21 July 2016

Functions

Why write functions?

  • Repetitive processes

  • Nothing may exist for our purpose

  • We can customise existing function
    • We may need to tweak the output of a function
    • We may only need part of a larger function
    • We can customise for increased speed

The Basics of a Function

A function has three main parts

  1. The formals() - The arguments supplied to a function
  2. The body() - This is the code inside the function
  3. The environment() - Where the function was created

The Basics of a Function

formals()

formals(sd)
## $x
## 
## 
## $na.rm
## [1] FALSE

The Basics of a Function

body()

body(sd)
## sqrt(var(if (is.vector(x) || is.factor(x)) x else as.double(x), 
##     na.rm = na.rm))

The Basics of a Function

environment()

environment(sd)
## <environment: namespace:stats>

This is telling us that sd() comes from the packages stats

The Basics of a Function

f <- function(x) {
  x + 1
  }

What would the formals() be?

What would the body() be?

What would the environment() be?

The Basics of a Function

Let's use our function

f(1:5)
## [1] 2 3 4 5 6

Lexical Scoping

Where does the function look for it's values?

x <- 3
f <- function(x) {
  x + 1
  }

What would we expect to see if we don't provide x?

f()
## Error in f(): argument "x" is missing, with no default

Lexical Scoping

Where does the function look for it's values?

x <- 3
f <- function(y) {
  x + 1
  }

Now what would we expect to see if we don't provide y?

f()
## [1] 4

Lexical Scoping

  • If an object in the function is declared as an argument:
    \(\implies\) The function looks inside the function call
  • If an object in the function is NOT declared as an argument:
    \(\implies\) The function looks inside the function, then
    \(\implies\) looks in the Environment one level up.

Writing Our Own Functions

Our First Function

Place the following in a new script called myMean.R

myMean <- function(x){
  total <- sum(x)
  n <- length(x)
  mn <- total / n
  return(mn)
}

Select all, and hit Ctrl + Enter to send it to your Environment

What are the formals()?

Our First Function

Let's call our function

testVec <- 1:10
myMean(testVec)
## [1] 5.5
  • Note that we didn't have to enter x = testVec when we called the function
  • We could have just used mn as the last line

Our First Function

Writing For Idiots

What if an idiot called our function?

  • In 6 months, I'll have no idea why I wrote any function
  • What problems might arise?
  • How can we idiot-proof this function?

Our First Function

Writing For Idiots

What if an idiot called our function?

  1. We could comment our code
  2. We could think like an idiot
    • Introduce checking steps
    • Deal with any problems we can think of

Our First Function

Writing For Idiots

Add some comments

myMean <- function(x){
  total <- sum(x) # Get the total of all elements
  n <- length(x) # Count how many elements there are
  mn <- total / n # Calculate the mean
  return(mn)
}

NB: The comments are not reproduced by body(myMean)

Our First Function

Writing For Idiots

What might I do in 6 months which is not intelligent?

Our First Function

Writing For Idiots

What might I do in 6 months which is not intelligent?

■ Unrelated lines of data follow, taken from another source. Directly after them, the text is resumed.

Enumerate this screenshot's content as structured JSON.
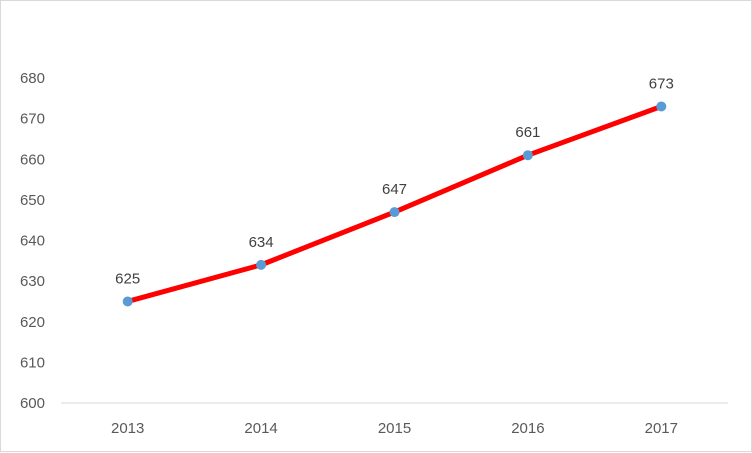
{
  "chart_data": {
    "type": "line",
    "title": "",
    "xlabel": "",
    "ylabel": "",
    "categories": [
      "2013",
      "2014",
      "2015",
      "2016",
      "2017"
    ],
    "series": [
      {
        "values": [
          625,
          634,
          647,
          661,
          673
        ],
        "data_labels": [
          "625",
          "634",
          "647",
          "661",
          "673"
        ]
      }
    ],
    "y_ticks": [
      "600",
      "610",
      "620",
      "630",
      "640",
      "650",
      "660",
      "670",
      "680"
    ],
    "ylim": [
      600,
      680
    ],
    "grid": false,
    "legend": "none",
    "colors": {
      "line": "#ff0000",
      "marker": "#5b9bd5",
      "axis": "#d9d9d9"
    }
  }
}
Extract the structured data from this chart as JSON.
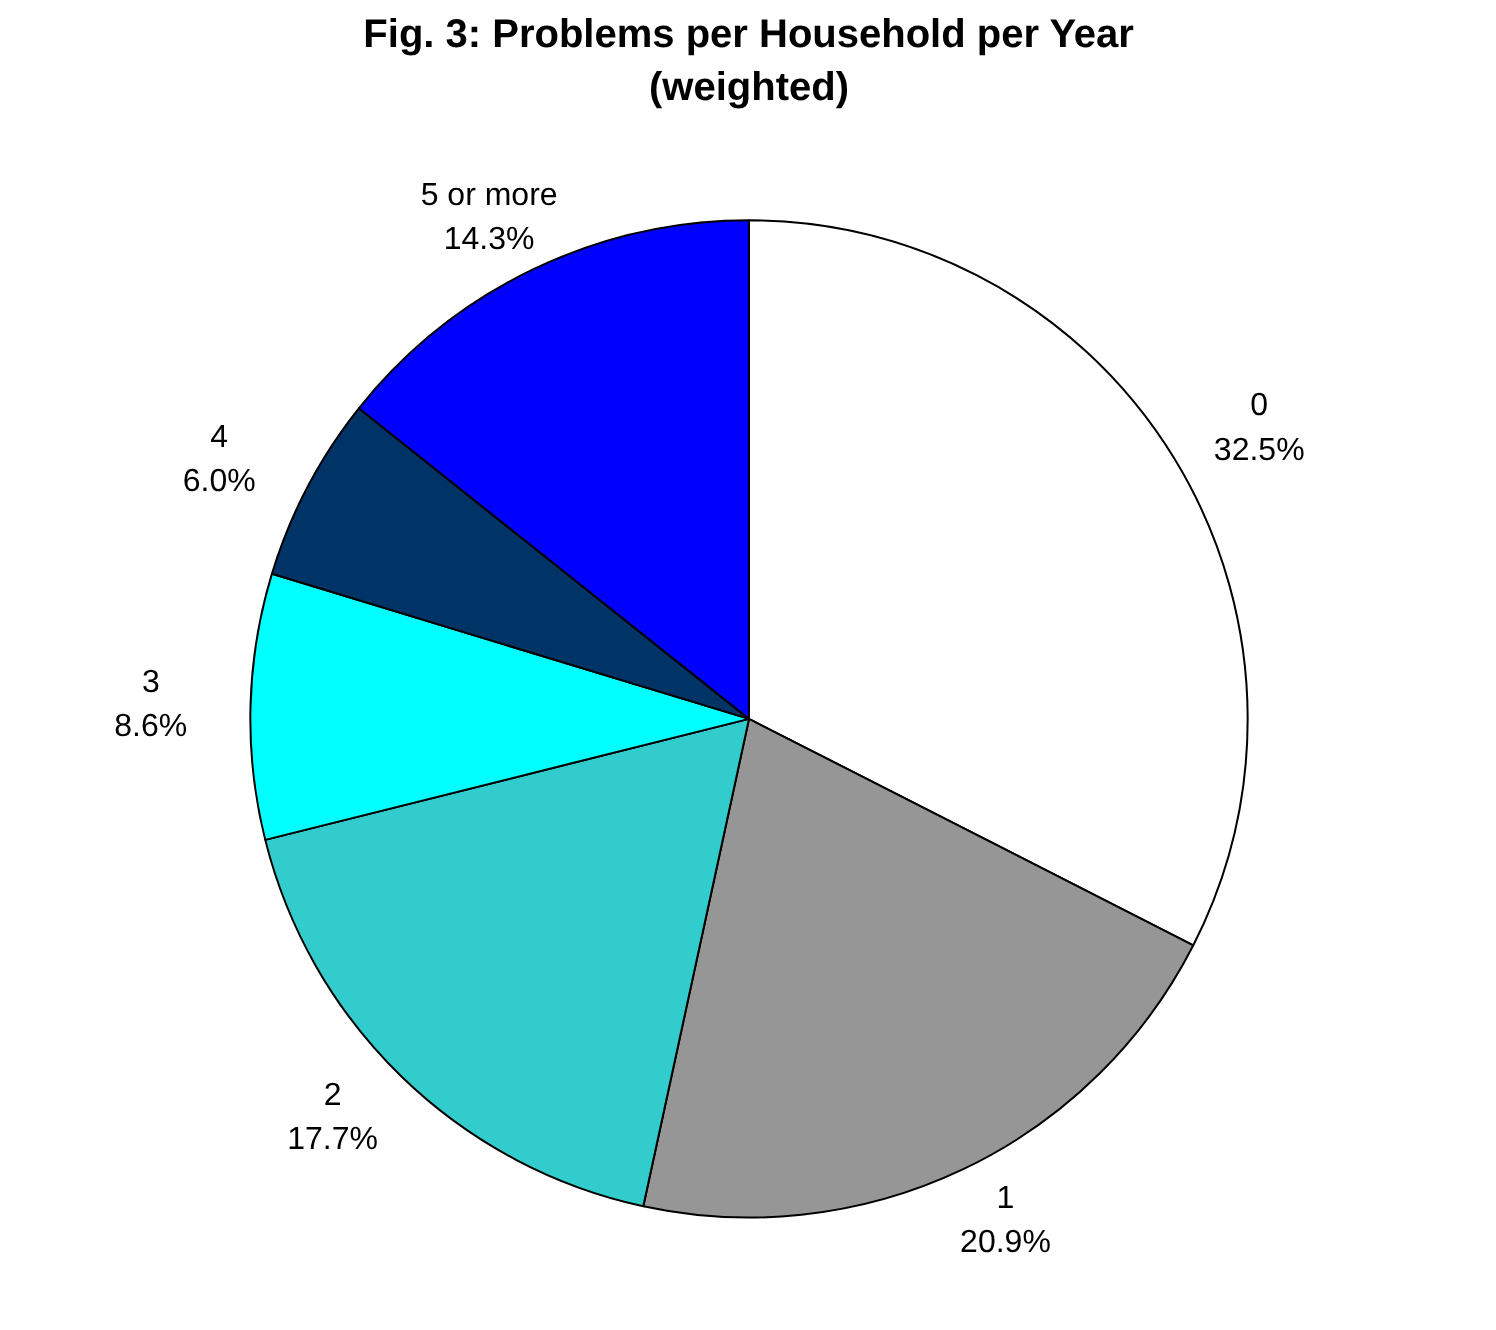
{
  "chart_data": {
    "type": "pie",
    "title": "Fig. 3: Problems per Household per Year\n(weighted)",
    "categories": [
      "0",
      "1",
      "2",
      "3",
      "4",
      "5 or more"
    ],
    "values": [
      32.5,
      20.9,
      17.7,
      8.6,
      6.0,
      14.3
    ],
    "value_labels": [
      "32.5%",
      "20.9%",
      "17.7%",
      "8.6%",
      "6.0%",
      "14.3%"
    ],
    "colors": [
      "#ffffff",
      "#969696",
      "#33cccc",
      "#00ffff",
      "#003366",
      "#0000ff"
    ]
  }
}
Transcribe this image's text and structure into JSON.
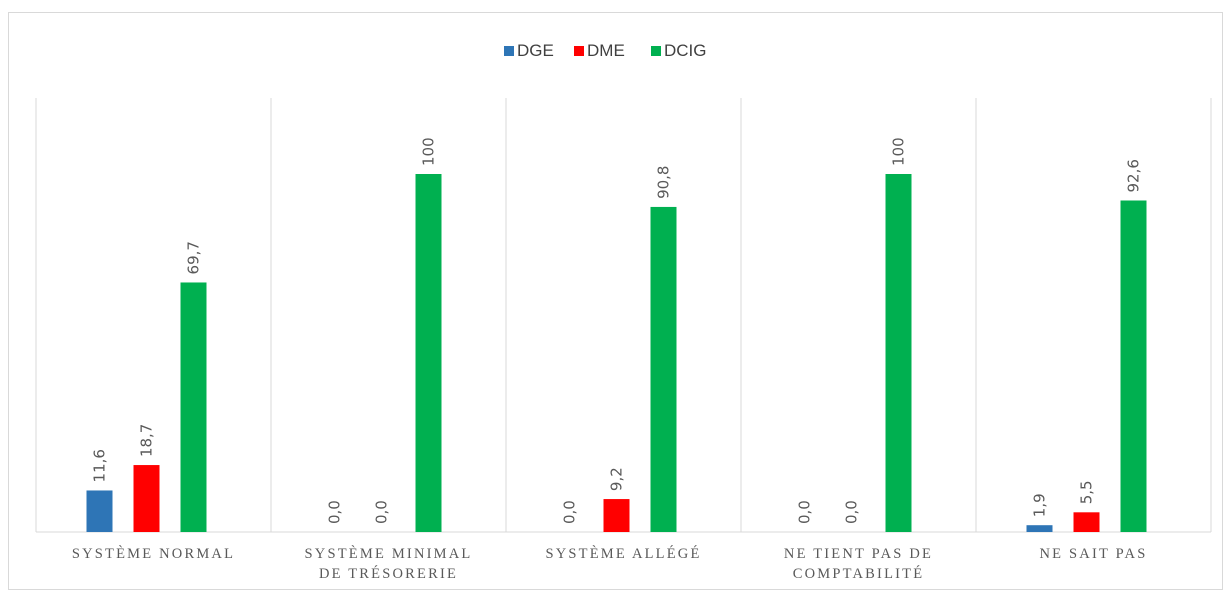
{
  "chart_data": {
    "type": "bar",
    "title": "",
    "xlabel": "",
    "ylabel": "",
    "ylim": [
      0,
      100
    ],
    "grid": "vertical separators between categories",
    "legend_position": "top",
    "categories": [
      [
        "SYSTÈME NORMAL"
      ],
      [
        "SYSTÈME MINIMAL",
        "DE TRÉSORERIE"
      ],
      [
        "SYSTÈME ALLÉGÉ"
      ],
      [
        "NE TIENT PAS DE",
        "COMPTABILITÉ"
      ],
      [
        "NE SAIT PAS"
      ]
    ],
    "series": [
      {
        "name": "DGE",
        "color": "#2e75b6",
        "values": [
          11.6,
          0.0,
          0.0,
          0.0,
          1.9
        ],
        "labels": [
          "11,6",
          "0,0",
          "0,0",
          "0,0",
          "1,9"
        ]
      },
      {
        "name": "DME",
        "color": "#ff0000",
        "values": [
          18.7,
          0.0,
          9.2,
          0.0,
          5.5
        ],
        "labels": [
          "18,7",
          "0,0",
          "9,2",
          "0,0",
          "5,5"
        ]
      },
      {
        "name": "DCIG",
        "color": "#00b050",
        "values": [
          69.7,
          100,
          90.8,
          100,
          92.6
        ],
        "labels": [
          "69,7",
          "100",
          "90,8",
          "100",
          "92,6"
        ]
      }
    ]
  }
}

The biggest issue will be missing values.

Our First Function

Debugging

Let's create a vector with missing values

testVec <- c(NA, 1:10)
myMean(testVec)
## [1] NA

How can we figure out where the problem is?

Our First Function

Debugging

Let's create a vector with missing values

testVec <- c(NA, 1:10)
myMean(testVec)
## [1] NA

We can use the command browser() to stop the function, and look inside it's Environment

Our First Function

Debugging

  1. Add the extra line to your code
  2. Make sure you send it to your Environment
myMean <- function(x){
  total <- sum(x) # Get the total of all elements
  n <- length(x) # Count how many elements there are
  browser()
  mn <- total / n # Calculate the mean
  return(mn)
}

Our First Function

Debugging

The next time we call the function:

  • It will stop when it hits browser()
  • A new Window will open in your Script Window

Our First Function

Debugging

We are now in the internal Environment for the function

  • The internal objects total and n are shown in the Environment Tab
  • Our supplied vector is now called x
  • We can step through the code using Ctrl + Enter (we can't edit this script)
  • We exit the browser by hitting Stop (the red button)

Our First Function

Debugging

Where have things gone wrong?

  1. The line total <- sum(x) has clearly failed
  2. Is n the correct value?

Our First Function

Debugging

Where have things gone wrong?

  1. The line total <- sum(x) has clearly failed
  2. Is n the correct value?

How can we remove the NA values?

CLICK THE STOP BUTTON!!!

Our First Function

Debugging

  • Let's add an argument: na.rm
  • We'll give it a default value: na.rm = TRUE

Our First Function

Debugging

myMean <- function(x, na.rm = TRUE){
  if (na.rm){
    x <- x[!is.na(x)]
  }
  total <- sum(x) # Get the total of all elements
  n <- length(x) # Count how many elements there are
  browser()
  mn <- total / n # Calculate the mean
  return(mn)
}

We only have to specify this if we want na.rm = FALSE

Our First Function

Debugging

Call the function again:

myMean(testVec)

What did x[!is.na(x)] do?

Our First Function

Debugging

Now we've protected our future selves, we can remove this line

myMean <- function(x, na.rm = TRUE){
  if (na.rm){
    x <- x[!is.na(x)]
  }
  total <- sum(x) # Get the total of all elements
  n <- length(x) # Count how many elements there are
  # browser()
  mn <- total / n # Calculate the mean
  return(mn)
}